In 1968, Cybill Shepherd, then just 18, won the pageant.
Cheryl Tiegs, the California girl who would go on to become a household name as the face of Cover Girl makeup, was in college when she met Ms. Stone. Ford was also wooing her, but she chose Stewart Models because, she said, Ms. Stone put her at ease:
“I was painfully shy and she was warm and took me under her wing. There were certain photographers about whom she would say, ‘No, I don’t want you going there.’ She would speak to my parents. That was helpful to the mothers because in those days we rarely picked up the phone and called home.
“Barbara let me be who I was,” Ms. Tiegs continued, “which I felt was awkward and shy. Much later, when I left to join Ford because Barbara was turning away from her business, I sent her a letter to tell her. I knew if I saw her in person she would talk me out of it, and I wasn’t strong enough to overcome Barbara Stone.”
Barbara Sue Thorbahn was born on Nov. 20, 1933, in Philadelphia. Her father, Stewart, was a newspaper reporter and editor; her mother, Alice (McGinley) Thorbahn, was a homemaker.
Barbara grew up in Swarthmore and graduated from Swarthmore High School, where she was voted most likely to succeed, before attending Gettysburg College. An early marriage to George Frederic Pelham III ended in divorce. In 1964 she married Richard Stone, who was then a magazine illustrator and later a commercial director and painter. He survives her, along with her daughter and a son, Lucas.
Ms. Stone left the modeling business in the mid-1970s. For a time she had a production company and made short beauty spots for television. She also worked for Maybelline and was briefly a real estate agent.
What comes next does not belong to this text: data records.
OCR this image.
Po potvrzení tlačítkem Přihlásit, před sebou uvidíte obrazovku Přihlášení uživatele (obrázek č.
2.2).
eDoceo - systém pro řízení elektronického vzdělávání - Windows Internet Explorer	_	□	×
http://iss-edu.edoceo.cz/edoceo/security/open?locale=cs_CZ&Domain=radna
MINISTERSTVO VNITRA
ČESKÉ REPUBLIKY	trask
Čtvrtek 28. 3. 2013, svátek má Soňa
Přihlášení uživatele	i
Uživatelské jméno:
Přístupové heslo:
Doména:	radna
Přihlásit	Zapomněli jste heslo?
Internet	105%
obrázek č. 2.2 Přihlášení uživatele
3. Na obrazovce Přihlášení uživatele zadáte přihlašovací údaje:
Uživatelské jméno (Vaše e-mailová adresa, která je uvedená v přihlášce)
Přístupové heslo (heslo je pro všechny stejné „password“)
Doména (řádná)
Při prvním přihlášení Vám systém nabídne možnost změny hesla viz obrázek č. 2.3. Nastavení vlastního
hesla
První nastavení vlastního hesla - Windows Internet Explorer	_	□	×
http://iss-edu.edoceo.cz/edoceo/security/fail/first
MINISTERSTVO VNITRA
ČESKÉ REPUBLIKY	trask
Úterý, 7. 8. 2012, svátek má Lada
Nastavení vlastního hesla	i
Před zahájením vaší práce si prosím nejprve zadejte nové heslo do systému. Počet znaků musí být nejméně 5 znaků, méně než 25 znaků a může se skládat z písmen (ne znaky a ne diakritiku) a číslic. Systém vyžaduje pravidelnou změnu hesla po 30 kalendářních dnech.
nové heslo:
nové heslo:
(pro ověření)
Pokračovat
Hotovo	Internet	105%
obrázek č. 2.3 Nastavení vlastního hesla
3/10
From 1996 to 2003 she published a literary journal, Hampton Shorts, which contained short fiction from writers like Bruce Jay Friedman, Judith Rossner, Joseph Heller and Spalding Grey.
In her modeling days — when she was “the lady vice president” of her agency, as a male reporter for The Daily News once described her — she and her husband lived at the El Dorado on Central Park West, and invariably one or more of her models would be staying with them, an in loco parentis arrangement that began to wear on Ms. Stone’s actual family.